La COVID-19 chez les Premières Nations

Sophie Picard, gestionnaire des services de santé de la Commission de la santé et des services sociaux des Premières Nations du Québec et du Labrador.

À l’heure où se dessine une seconde vague de COVID-19, le gouvernement québécois doit mieux communiquer avec les Premières Nations et tenir compte de leurs besoins linguistiques. C’est un des éléments qui est ressorti du Bilan de la pandémie de Covid-19 chez les Premières Nations au Québec, présenté le 24 septembre, lors d’une conférence à l’Université du Québec en Abitibi-Témiscamingue.

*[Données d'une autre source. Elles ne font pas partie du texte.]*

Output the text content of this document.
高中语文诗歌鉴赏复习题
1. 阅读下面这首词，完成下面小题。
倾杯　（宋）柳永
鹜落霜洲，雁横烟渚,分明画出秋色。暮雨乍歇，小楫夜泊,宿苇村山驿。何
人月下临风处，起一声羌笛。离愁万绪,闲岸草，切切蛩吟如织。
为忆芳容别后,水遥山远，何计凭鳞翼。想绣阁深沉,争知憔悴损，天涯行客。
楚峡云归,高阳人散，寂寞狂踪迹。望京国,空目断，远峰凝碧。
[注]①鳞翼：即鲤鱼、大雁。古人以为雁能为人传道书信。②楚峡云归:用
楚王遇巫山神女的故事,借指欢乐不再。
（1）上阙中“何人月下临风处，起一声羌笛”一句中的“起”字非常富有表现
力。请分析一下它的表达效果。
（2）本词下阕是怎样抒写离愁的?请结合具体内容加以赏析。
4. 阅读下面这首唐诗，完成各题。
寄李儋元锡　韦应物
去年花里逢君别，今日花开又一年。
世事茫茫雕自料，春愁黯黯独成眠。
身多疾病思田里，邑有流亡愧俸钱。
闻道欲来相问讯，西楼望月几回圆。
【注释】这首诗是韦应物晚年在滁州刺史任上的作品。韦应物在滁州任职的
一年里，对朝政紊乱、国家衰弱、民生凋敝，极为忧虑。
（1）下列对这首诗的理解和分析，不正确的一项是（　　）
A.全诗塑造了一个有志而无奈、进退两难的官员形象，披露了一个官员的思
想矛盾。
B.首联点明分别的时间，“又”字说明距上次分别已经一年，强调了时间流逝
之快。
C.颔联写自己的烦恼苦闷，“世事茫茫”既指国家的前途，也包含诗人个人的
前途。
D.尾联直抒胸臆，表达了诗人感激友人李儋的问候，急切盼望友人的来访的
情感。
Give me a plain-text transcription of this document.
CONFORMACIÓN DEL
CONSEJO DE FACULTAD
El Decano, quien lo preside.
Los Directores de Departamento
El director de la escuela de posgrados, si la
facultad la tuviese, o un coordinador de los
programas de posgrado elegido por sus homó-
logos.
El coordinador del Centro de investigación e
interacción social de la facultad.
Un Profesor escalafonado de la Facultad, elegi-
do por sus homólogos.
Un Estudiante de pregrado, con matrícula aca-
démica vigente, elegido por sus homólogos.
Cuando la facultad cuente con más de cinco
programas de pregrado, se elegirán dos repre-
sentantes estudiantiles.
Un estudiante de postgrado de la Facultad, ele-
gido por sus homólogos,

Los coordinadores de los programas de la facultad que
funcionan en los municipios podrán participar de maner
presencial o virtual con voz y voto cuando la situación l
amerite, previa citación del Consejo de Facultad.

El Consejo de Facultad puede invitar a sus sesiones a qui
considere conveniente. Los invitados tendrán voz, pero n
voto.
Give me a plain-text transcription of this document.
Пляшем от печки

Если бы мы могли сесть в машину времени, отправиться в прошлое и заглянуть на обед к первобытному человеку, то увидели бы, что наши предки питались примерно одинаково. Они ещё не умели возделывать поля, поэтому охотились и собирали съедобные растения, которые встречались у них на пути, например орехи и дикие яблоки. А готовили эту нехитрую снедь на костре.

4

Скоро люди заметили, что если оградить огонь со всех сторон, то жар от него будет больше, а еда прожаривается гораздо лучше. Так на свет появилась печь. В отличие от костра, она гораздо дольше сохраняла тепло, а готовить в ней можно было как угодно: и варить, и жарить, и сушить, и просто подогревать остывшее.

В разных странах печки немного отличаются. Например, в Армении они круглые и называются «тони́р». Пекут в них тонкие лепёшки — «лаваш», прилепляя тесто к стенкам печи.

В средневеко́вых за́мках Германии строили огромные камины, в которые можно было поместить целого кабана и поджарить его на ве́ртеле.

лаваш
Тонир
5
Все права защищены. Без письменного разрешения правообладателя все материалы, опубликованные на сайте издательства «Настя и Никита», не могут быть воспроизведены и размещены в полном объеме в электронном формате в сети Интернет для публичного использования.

« Il y a un manque de communication parce que les documents ne sont pas traduits ou traduits longtemps après », explique Sophie Picard, gestionnaire des services de santé de la Commission de la santé et des services sociaux des Premières Nations du Québec et du Labrador (CSSSPNQL). « […] Ce n’est pas un manque d’effort. C’est un manque de coordination (en termes de mécanismes). Cette question a été abordée à plusieurs reprises avec eux. »

Les problèmes de communication avec le gouvernement québécois dépassent la question des langues selon Mme Picard et la directrice générale du CSSSPNQL, Marjolaine Sioui.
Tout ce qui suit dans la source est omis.